Examples: the desktop relevance engine and "beyond broadcast," for online video, and "make my page," for machine-generated content. Pulls information on the Web based on the document being read (COMMENT: not really so different from "more like this" feature or training data for semantic searches). Really on-point, finds docs first on own Web site, then other sites. Also pulls up discussions, experts, methods, learning, Web and desktop collections. (COMMENT: good idea. Not done often enough). Integrated with desktop activity (COMMENT: like Watson, kind of), can pull from any searchable source. Kind of like doing enterprise portal services for the world).

Then looked at server-side versions of this. Chicago Sun-Times example, other blogs, videos, Web, other S-T news, S-T blogs (COMMENT: This is a lot like Sphere in a sense, all fine and good, but Sphere is not really helping publishers to generate engagement or revenues to any significant degree). In video, main context is watching television. Build a small piece of code for TiVo box, "beyond broadcast," watches television with you, notices what channel you're on, look at closed caption text, feed that information to server, hijack a TiVo remote button, would build a microsite based on the content and the context. Different for cooking show, how-to show, dramas, etc. (COMMENT: This has strong potential as a concept, contextual content and ads for television). Were elated with this, people will come to us, but then YouTube happened and convergence happened anyway without television. Took same system, moved it online. Works pretty much the same, change banner ads based on what' being discussed in the video.
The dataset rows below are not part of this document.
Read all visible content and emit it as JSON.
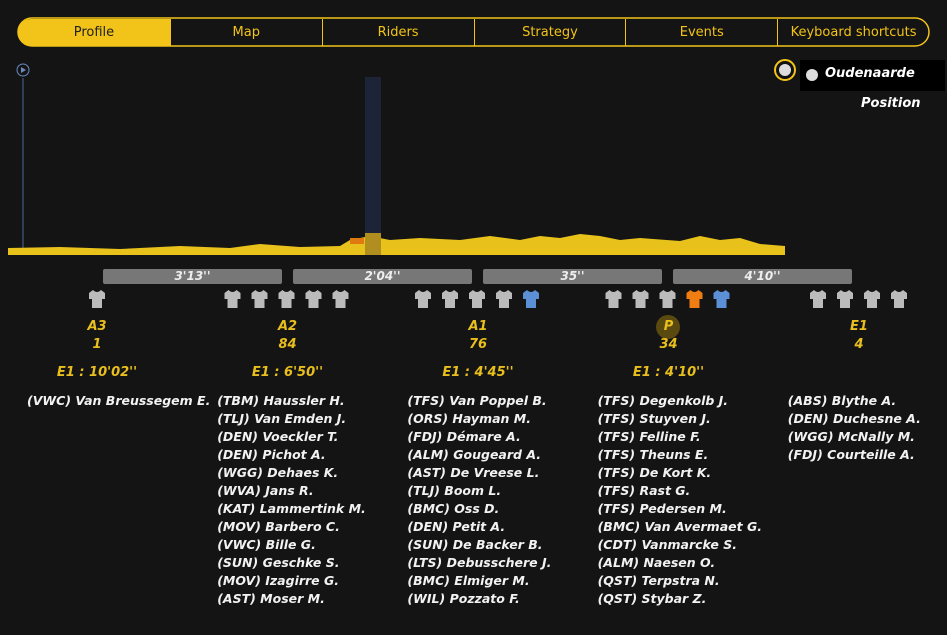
{
  "tabs": [
    "Profile",
    "Map",
    "Riders",
    "Strategy",
    "Events",
    "Keyboard shortcuts"
  ],
  "finish": "Oudenaarde",
  "position_label": "Position",
  "gaps": [
    "3'13''",
    "2'04''",
    "35''",
    "4'10''"
  ],
  "groups": [
    {
      "label": "A3",
      "count": 1,
      "time": "E1 : 10'02''",
      "riders": [
        "(VWC) Van Breussegem E."
      ]
    },
    {
      "label": "A2",
      "count": 84,
      "time": "E1 : 6'50''",
      "riders": [
        "(TBM) Haussler H.",
        "(TLJ) Van Emden J.",
        "(DEN) Voeckler T.",
        "(DEN) Pichot A.",
        "(WGG) Dehaes K.",
        "(WVA) Jans R.",
        "(KAT) Lammertink M.",
        "(MOV) Barbero C.",
        "(VWC) Bille G.",
        "(SUN) Geschke S.",
        "(MOV) Izagirre G.",
        "(AST) Moser M."
      ]
    },
    {
      "label": "A1",
      "count": 76,
      "time": "E1 : 4'45''",
      "riders": [
        "(TFS) Van Poppel B.",
        "(ORS) Hayman M.",
        "(FDJ) Démare A.",
        "(ALM) Gougeard A.",
        "(AST) De Vreese L.",
        "(TLJ) Boom L.",
        "(BMC) Oss D.",
        "(DEN) Petit A.",
        "(SUN) De Backer B.",
        "(LTS) Debusschere J.",
        "(BMC) Elmiger M.",
        "(WIL) Pozzato F."
      ]
    },
    {
      "label": "P",
      "count": 34,
      "time": "E1 : 4'10''",
      "riders": [
        "(TFS) Degenkolb J.",
        "(TFS) Stuyven J.",
        "(TFS) Felline F.",
        "(TFS) Theuns E.",
        "(TFS) De Kort K.",
        "(TFS) Rast G.",
        "(TFS) Pedersen M.",
        "(BMC) Van Avermaet G.",
        "(CDT) Vanmarcke S.",
        "(ALM) Naesen O.",
        "(QST) Terpstra N.",
        "(QST) Stybar Z."
      ]
    },
    {
      "label": "E1",
      "count": 4,
      "riders": [
        "(ABS) Blythe A.",
        "(DEN) Duchesne A.",
        "(WGG) McNally M.",
        "(FDJ) Courteille A."
      ]
    }
  ]
}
Looked at a few examples, "good eats" on the Food Network, links to Wikipedia entry on corn dogs. Look at other version of recipes, etc. (COMMENT: Again, not much new on one level, but doing it in real-time is a fantastic tool, equivalent to AdWords on Google search). Give them everything that they might be interested in (COMMENT: But do publishers really want more distractions from their content? I agree with the "real-time portal" based on content of interest, but again, Sphere experience raises questions).
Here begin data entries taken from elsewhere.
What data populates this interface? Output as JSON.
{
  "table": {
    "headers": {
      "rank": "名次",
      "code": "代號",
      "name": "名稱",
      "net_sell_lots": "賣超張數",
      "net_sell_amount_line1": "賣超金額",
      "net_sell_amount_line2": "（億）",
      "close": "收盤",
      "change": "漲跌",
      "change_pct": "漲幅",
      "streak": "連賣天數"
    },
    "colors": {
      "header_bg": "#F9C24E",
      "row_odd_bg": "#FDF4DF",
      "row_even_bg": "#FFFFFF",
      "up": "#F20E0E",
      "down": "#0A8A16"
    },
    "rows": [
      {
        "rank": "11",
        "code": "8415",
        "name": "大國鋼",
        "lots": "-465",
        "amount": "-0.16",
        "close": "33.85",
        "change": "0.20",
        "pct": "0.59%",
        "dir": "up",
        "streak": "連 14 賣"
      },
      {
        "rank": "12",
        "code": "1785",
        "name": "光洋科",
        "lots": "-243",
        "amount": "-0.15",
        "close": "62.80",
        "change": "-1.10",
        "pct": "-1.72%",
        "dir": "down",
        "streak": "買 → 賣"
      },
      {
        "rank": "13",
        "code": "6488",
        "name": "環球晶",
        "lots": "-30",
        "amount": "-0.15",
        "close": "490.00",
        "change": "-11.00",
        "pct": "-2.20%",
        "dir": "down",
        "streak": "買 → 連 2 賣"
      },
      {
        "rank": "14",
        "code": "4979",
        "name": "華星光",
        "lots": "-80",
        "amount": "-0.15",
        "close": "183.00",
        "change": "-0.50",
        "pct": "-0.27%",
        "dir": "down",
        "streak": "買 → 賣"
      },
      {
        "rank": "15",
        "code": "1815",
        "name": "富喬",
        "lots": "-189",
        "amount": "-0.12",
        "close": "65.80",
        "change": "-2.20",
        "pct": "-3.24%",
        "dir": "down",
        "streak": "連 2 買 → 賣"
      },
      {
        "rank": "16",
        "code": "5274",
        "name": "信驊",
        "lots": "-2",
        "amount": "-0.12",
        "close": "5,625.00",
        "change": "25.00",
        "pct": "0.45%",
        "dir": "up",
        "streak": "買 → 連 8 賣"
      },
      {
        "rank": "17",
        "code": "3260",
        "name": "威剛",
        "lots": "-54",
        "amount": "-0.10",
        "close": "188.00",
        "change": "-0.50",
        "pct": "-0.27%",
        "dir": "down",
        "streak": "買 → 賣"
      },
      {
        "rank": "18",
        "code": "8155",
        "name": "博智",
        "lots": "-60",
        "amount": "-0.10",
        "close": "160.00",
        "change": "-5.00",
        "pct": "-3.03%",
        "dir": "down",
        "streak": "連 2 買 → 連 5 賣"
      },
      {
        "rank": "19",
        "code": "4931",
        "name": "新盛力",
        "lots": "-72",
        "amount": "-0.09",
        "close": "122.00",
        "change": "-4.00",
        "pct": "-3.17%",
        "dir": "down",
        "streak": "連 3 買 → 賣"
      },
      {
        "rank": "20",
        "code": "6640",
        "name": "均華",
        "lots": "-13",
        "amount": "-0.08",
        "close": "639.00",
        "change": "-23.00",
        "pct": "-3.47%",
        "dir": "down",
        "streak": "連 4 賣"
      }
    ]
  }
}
"Make my page" function, pulls together new document, primarily links to other document, open to social media editing. Highly relevant, will percolate up to the top and stay there. (COMMENT: Now, that works better. Make the associations of content more enduring, even when they are assembled in real-time. If the aggregation works for one person, it may work for others, and it will be improved for others. Similar to my old concept of distributable objects that grow in value as they are passed from person to person contextually). "We will get you to your heart's desire."

Great stuff, I like the idea of the persistent contextual objects that grow over time, that's the real winning ingredient. Many of the other ideas have been done before, but if you can create content that becomes more popular over time automatically as it expands and transforms over time through contextual use, it will be self-optimizing for engagement.